Storage 101: Two Data Reduction Technologies Explained
Many data storage systems have data reduction features built in. Data reduction is exactly what it sounds like. It is a set of methods by which the amount of data that is stored can be reduced so that it requires less actual space on the company’s storage systems. Data reduction can have a tremendous impact on the bottom line when it comes to storage.
Think about some of the documents and spreadsheets that are in use throughout a company. It’s very likely that there are redundancies within each file. For example, how many times does the word the appear in a large document? What if, instead of actually saving the word the a few hundred times, the storage system could simply save just one instance of that word and just keep track of where else it appeared in the document?
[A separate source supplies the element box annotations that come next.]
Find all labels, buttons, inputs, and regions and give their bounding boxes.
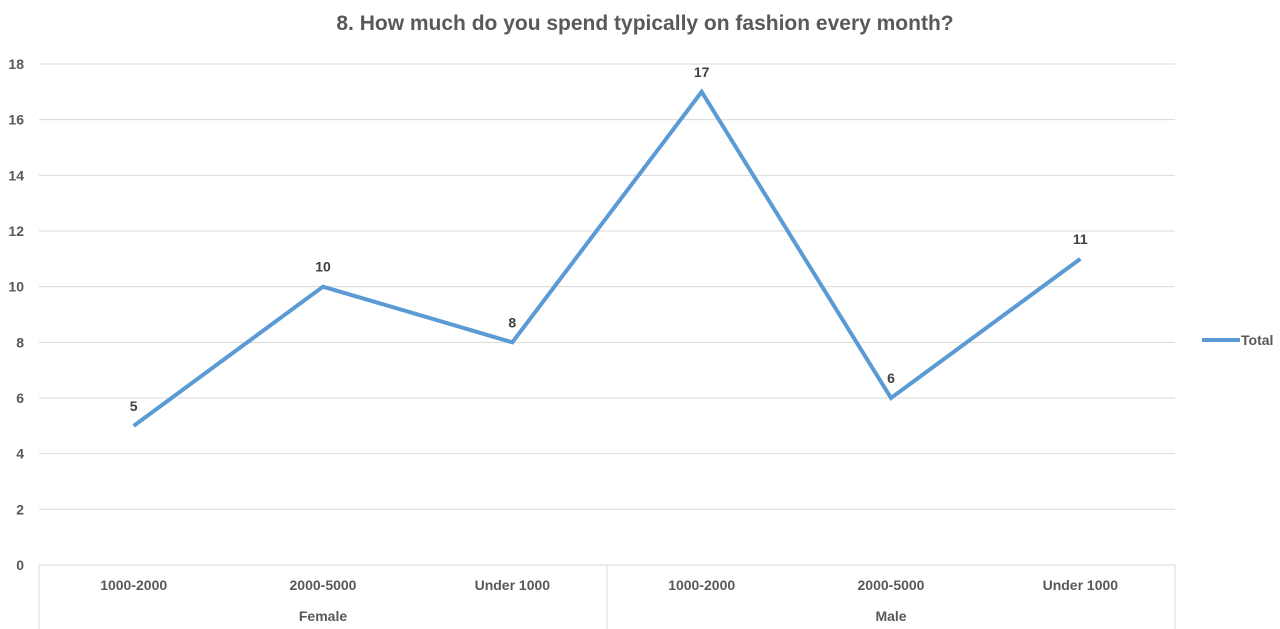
x-category-label: Under 1000	[475, 577, 551, 593]
data-label: 8	[508, 314, 516, 330]
y-tick-label: 10	[8, 279, 24, 295]
x-category-label: 2000-5000	[858, 577, 925, 593]
x-group-label: Female	[299, 608, 347, 624]
x-category-label: Under 1000	[1043, 577, 1119, 593]
series-line	[132, 88, 1082, 428]
y-tick-label: 8	[16, 334, 24, 350]
data-label: 11	[1073, 231, 1088, 247]
y-tick-label: 6	[16, 390, 24, 406]
legend-label: Total	[1241, 332, 1273, 348]
data-label: 6	[887, 370, 895, 386]
y-tick-label: 2	[16, 501, 24, 517]
chart-title: 8. How much do you spend typically on fa…	[336, 12, 954, 35]
x-category-label: 1000-2000	[100, 577, 167, 593]
y-tick-label: 14	[8, 167, 24, 183]
data-label: 17	[694, 64, 710, 80]
x-category-label: 1000-2000	[668, 577, 735, 593]
y-tick-label: 4	[16, 446, 24, 462]
x-group-label: Male	[875, 608, 906, 624]
y-tick-label: 16	[8, 112, 24, 128]
x-category-label: 2000-5000	[290, 577, 357, 593]
y-tick-label: 18	[8, 56, 24, 72]
y-tick-label: 0	[16, 557, 24, 573]
data-label: 10	[315, 259, 331, 275]
y-tick-label: 12	[8, 223, 24, 239]
data-label: 5	[130, 398, 138, 414]
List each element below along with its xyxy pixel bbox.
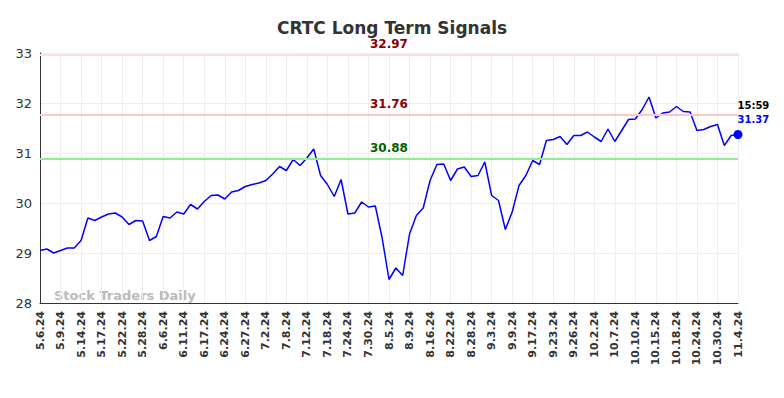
svg-text:5.9.24: 5.9.24 <box>54 311 67 350</box>
svg-text:5.17.24: 5.17.24 <box>95 311 108 358</box>
svg-text:9.23.24: 9.23.24 <box>547 311 560 358</box>
svg-text:11.4.24: 11.4.24 <box>732 311 745 358</box>
svg-text:7.24.24: 7.24.24 <box>341 311 354 358</box>
svg-text:7.2.24: 7.2.24 <box>259 311 272 350</box>
svg-text:10.24.24: 10.24.24 <box>690 311 703 366</box>
svg-text:5.28.24: 5.28.24 <box>136 311 149 358</box>
svg-text:30: 30 <box>15 196 32 211</box>
svg-text:9.9.24: 9.9.24 <box>506 311 519 350</box>
svg-text:33: 33 <box>15 46 32 61</box>
svg-text:10.2.24: 10.2.24 <box>588 311 601 358</box>
svg-text:32: 32 <box>15 96 32 111</box>
svg-text:8.16.24: 8.16.24 <box>424 311 437 358</box>
svg-text:8.9.24: 8.9.24 <box>403 311 416 350</box>
svg-text:32.97: 32.97 <box>370 37 408 51</box>
svg-text:8.22.24: 8.22.24 <box>444 311 457 358</box>
svg-text:10.15.24: 10.15.24 <box>649 311 662 366</box>
svg-text:8.5.24: 8.5.24 <box>383 311 396 350</box>
svg-text:10.18.24: 10.18.24 <box>670 311 683 366</box>
svg-text:5.6.24: 5.6.24 <box>34 311 47 350</box>
svg-text:Stock Traders Daily: Stock Traders Daily <box>54 288 196 303</box>
svg-text:6.24.24: 6.24.24 <box>218 311 231 358</box>
svg-text:31.37: 31.37 <box>738 114 770 125</box>
svg-text:10.10.24: 10.10.24 <box>629 311 642 366</box>
svg-text:6.6.24: 6.6.24 <box>157 311 170 350</box>
svg-text:8.28.24: 8.28.24 <box>465 311 478 358</box>
svg-text:7.30.24: 7.30.24 <box>362 311 375 358</box>
svg-text:15:59: 15:59 <box>738 100 770 111</box>
svg-text:29: 29 <box>15 246 32 261</box>
svg-text:10.30.24: 10.30.24 <box>711 311 724 366</box>
svg-text:9.17.24: 9.17.24 <box>526 311 539 358</box>
svg-text:6.17.24: 6.17.24 <box>198 311 211 358</box>
svg-text:7.12.24: 7.12.24 <box>300 311 313 358</box>
svg-text:31: 31 <box>15 146 32 161</box>
svg-text:5.22.24: 5.22.24 <box>116 311 129 358</box>
svg-text:31.76: 31.76 <box>370 97 408 111</box>
svg-text:6.11.24: 6.11.24 <box>177 311 190 358</box>
svg-text:28: 28 <box>15 296 32 311</box>
svg-text:5.14.24: 5.14.24 <box>75 311 88 358</box>
svg-text:7.8.24: 7.8.24 <box>280 311 293 350</box>
svg-text:30.88: 30.88 <box>370 141 408 155</box>
svg-text:7.18.24: 7.18.24 <box>321 311 334 358</box>
svg-text:10.7.24: 10.7.24 <box>608 311 621 358</box>
svg-text:9.26.24: 9.26.24 <box>567 311 580 358</box>
svg-text:CRTC Long Term Signals: CRTC Long Term Signals <box>277 18 507 38</box>
svg-text:9.3.24: 9.3.24 <box>485 311 498 350</box>
svg-text:6.27.24: 6.27.24 <box>239 311 252 358</box>
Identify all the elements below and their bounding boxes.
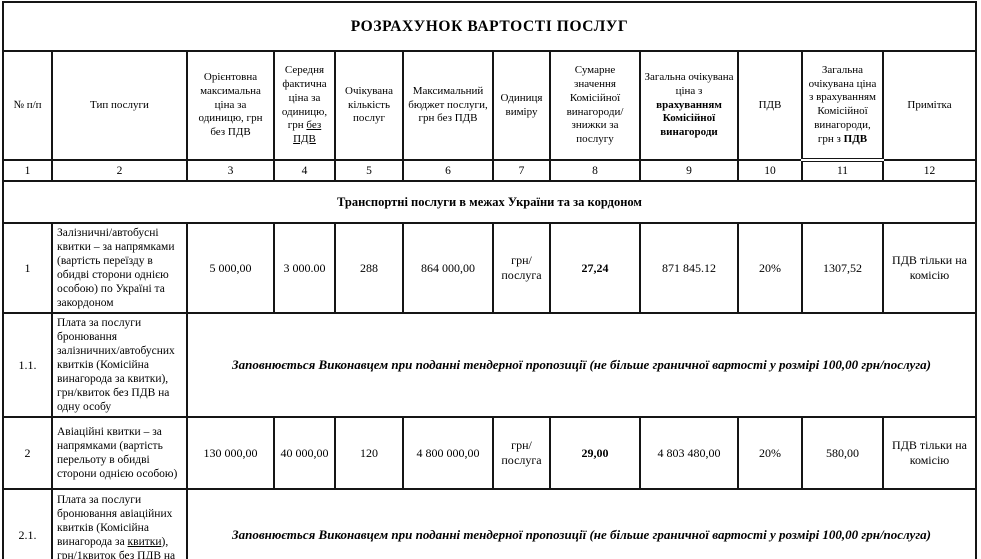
cell-unit: грн/ послуга bbox=[492, 221, 551, 315]
cell-vat: 20% bbox=[737, 221, 803, 315]
col-number: 7 bbox=[492, 159, 551, 182]
cell-max-unit-price: 130 000,00 bbox=[186, 416, 275, 491]
col-number: 2 bbox=[51, 159, 188, 182]
cell-note: ПДВ тільки на комісію bbox=[882, 416, 977, 491]
col-header-service-type: Тип послуги bbox=[51, 50, 188, 161]
col-header-total-with-commission: Загальна очікувана ціна з врахуванням Ко… bbox=[639, 50, 739, 161]
cell-unit: грн/ послуга bbox=[492, 416, 551, 491]
table-row-1: 1 Залізничні/автобусні квитки – за напря… bbox=[2, 221, 977, 315]
col-number: 12 bbox=[882, 159, 977, 182]
cell-total-with-commission: 871 845.12 bbox=[639, 221, 739, 315]
col-header-max-unit-price: Орієнтовна максимальна ціна за одиницю, … bbox=[186, 50, 275, 161]
col-number: 11 bbox=[801, 159, 884, 182]
cell-service-type: Залізничні/автобусні квитки – за напрямк… bbox=[51, 221, 188, 315]
cell-max-budget: 864 000,00 bbox=[402, 221, 494, 315]
cell-total-with-vat: 1307,52 bbox=[801, 221, 884, 315]
col-number: 5 bbox=[334, 159, 404, 182]
cell-num: 1 bbox=[2, 221, 53, 315]
avg-unit-price-underlined: без ПДВ bbox=[293, 119, 322, 145]
col-number: 10 bbox=[737, 159, 803, 182]
total-with-vat-bold: ПДВ bbox=[843, 132, 868, 145]
cell-filled-by-contractor-note: Заповнюється Виконавцем при поданні тенд… bbox=[186, 488, 977, 559]
col-header-unit: Одиниця виміру bbox=[492, 50, 551, 161]
cell-service-type: Плата за послуги бронювання авіаційних к… bbox=[51, 488, 188, 559]
cell-filled-by-contractor-note: Заповнюється Виконавцем при поданні тенд… bbox=[186, 312, 977, 419]
cell-total-with-vat: 580,00 bbox=[801, 416, 884, 491]
avg-unit-price-text: Середня фактична ціна за одиницю, грн bbox=[281, 64, 328, 132]
column-number-row: 1 2 3 4 5 6 7 8 9 10 11 12 bbox=[2, 159, 977, 182]
section-header: Транспортні послуги в межах України та з… bbox=[2, 180, 977, 224]
col-number: 1 bbox=[2, 159, 53, 182]
cell-commission-total: 27,24 bbox=[549, 221, 641, 315]
col-header-avg-unit-price: Середня фактична ціна за одиницю, грн бе… bbox=[273, 50, 336, 161]
cell-max-budget: 4 800 000,00 bbox=[402, 416, 494, 491]
total-with-commission-bold: врахуванням Комісійної винагороди bbox=[656, 98, 722, 139]
document-title: РОЗРАХУНОК ВАРТОСТІ ПОСЛУГ bbox=[2, 1, 977, 52]
col-header-num: № п/п bbox=[2, 50, 53, 161]
col-header-vat: ПДВ bbox=[737, 50, 803, 161]
cell-expected-qty: 120 bbox=[334, 416, 404, 491]
cell-num: 2.1. bbox=[2, 488, 53, 559]
col-header-note: Примітка bbox=[882, 50, 977, 161]
column-header-row: № п/п Тип послуги Орієнтовна максимальна… bbox=[2, 50, 977, 162]
cell-vat: 20% bbox=[737, 416, 803, 491]
col-number: 8 bbox=[549, 159, 641, 182]
col-header-expected-qty: Очікувана кількість послуг bbox=[334, 50, 404, 161]
cell-num: 2 bbox=[2, 416, 53, 491]
col-number: 4 bbox=[273, 159, 336, 182]
cell-max-unit-price: 5 000,00 bbox=[186, 221, 275, 315]
cell-commission-total: 29,00 bbox=[549, 416, 641, 491]
col-number: 6 bbox=[402, 159, 494, 182]
service-type-underlined: квитки bbox=[127, 536, 162, 549]
col-number: 3 bbox=[186, 159, 275, 182]
service-type-text: ), грн/1квиток без ПДВ на одну особу bbox=[57, 536, 176, 559]
col-number: 9 bbox=[639, 159, 739, 182]
service-type-text: Плата за послуги бронювання авіаційних к… bbox=[57, 494, 173, 549]
cell-expected-qty: 288 bbox=[334, 221, 404, 315]
cell-service-type: Авіаційні квитки – за напрямками (вартіс… bbox=[51, 416, 188, 491]
col-header-commission-total: Сумарне значення Комісійної винагороди/ … bbox=[549, 50, 641, 161]
col-header-max-budget: Максимальний бюджет послуги, грн без ПДВ bbox=[402, 50, 494, 161]
table-row-2-1: 2.1. Плата за послуги бронювання авіацій… bbox=[2, 488, 977, 559]
table-row-1-1: 1.1. Плата за послуги бронювання залізни… bbox=[2, 312, 977, 419]
title-row: РОЗРАХУНОК ВАРТОСТІ ПОСЛУГ bbox=[2, 1, 977, 52]
cell-total-with-commission: 4 803 480,00 bbox=[639, 416, 739, 491]
col-header-total-with-vat: Загальна очікувана ціна з врахуванням Ко… bbox=[801, 50, 884, 162]
cell-service-type: Плата за послуги бронювання залізничних/… bbox=[51, 312, 188, 419]
cell-num: 1.1. bbox=[2, 312, 53, 419]
cell-avg-unit-price: 3 000.00 bbox=[273, 221, 336, 315]
table-row-2: 2 Авіаційні квитки – за напрямками (варт… bbox=[2, 416, 977, 491]
total-with-vat-text: Загальна очікувана ціна з врахуванням Ко… bbox=[808, 63, 877, 145]
total-with-commission-text: Загальна очікувана ціна з bbox=[644, 71, 734, 97]
cell-avg-unit-price: 40 000,00 bbox=[273, 416, 336, 491]
cell-note: ПДВ тільки на комісію bbox=[882, 221, 977, 315]
section-header-row: Транспортні послуги в межах України та з… bbox=[2, 180, 977, 224]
When the document is opened by a user, all instances of the word the would be visible, but the data saved would be less for the file .As this process – called compression – is applied at a broad scale and on all files, companies can achieve major storage capacity savings.
Data deduplication is a lot like compression, but whereas compression works on just the individual files in a company, deduplication works across the whole of a data storage environment. Deduplication looks for common patterns in storage across everything in the environment. Anything that is identified as duplicate data is removed and an index keeps track of exactly what has been removed so that the information can be put back when a user needs to access a file.
There is a whole lot more duplication in data center environments than it may seem. Deduplication works across all storage, not just user files. This storage includes the operating systems that run on each server. If the company has hundreds of servers all running the same version of Windows, that means that there are hundreds of opportunities for data deduplication to work its magic. Also, remember that these kinds of data reduction opportunities work on the trove of data that’s hidden “below the waterline” – that is, in the tier of data that’s visible to users. Hidden below the waterline is a vast supporting object in the form of all of the storage that users never see. Such storage includes the operating systems that support business workloads, the database server software that enables business intelligence, and the myriad f Exchange systems that keep corporate communications flowing.
It quickly becomes obvious that an organization can save a lot of money by implementing data reduction technologies and enable the storage of just a fraction of the full data set. Most storage vendors use a ratio to describe their overall data deduplication efficiency. This ratio is presented as the impact of reduction as it compares to the overall “real” size of the data. For example, a “5:1” reduction ratio would mean that the data reduction technology is reducing data to just 20 percent of its pre-reduced size. In other words, the storage system is storing 5 gigabytes (GB) of data in just 1 GB of storage space.
As you’re looking at storage, though, just make sure you understand exactly how deduplication ratios are derived. Some vendors have been known to exaggerate their ratios or use ratios from outlier scenarios to boost their numbers.
Data reduction technologies used to be difficult to procure as storage vendors charged a hefty premium for the feature set. Moreover, such technologies often had a detrimental impact on the overall performance of the storage system. Because of these factors, the technologies were not always implemented. Today, though, many of these technologies are baked right into solutions available from many vendors. Newer storage vendors often include these features at no additional cost. Those in the market for storage should make sure that these money-saving features are included.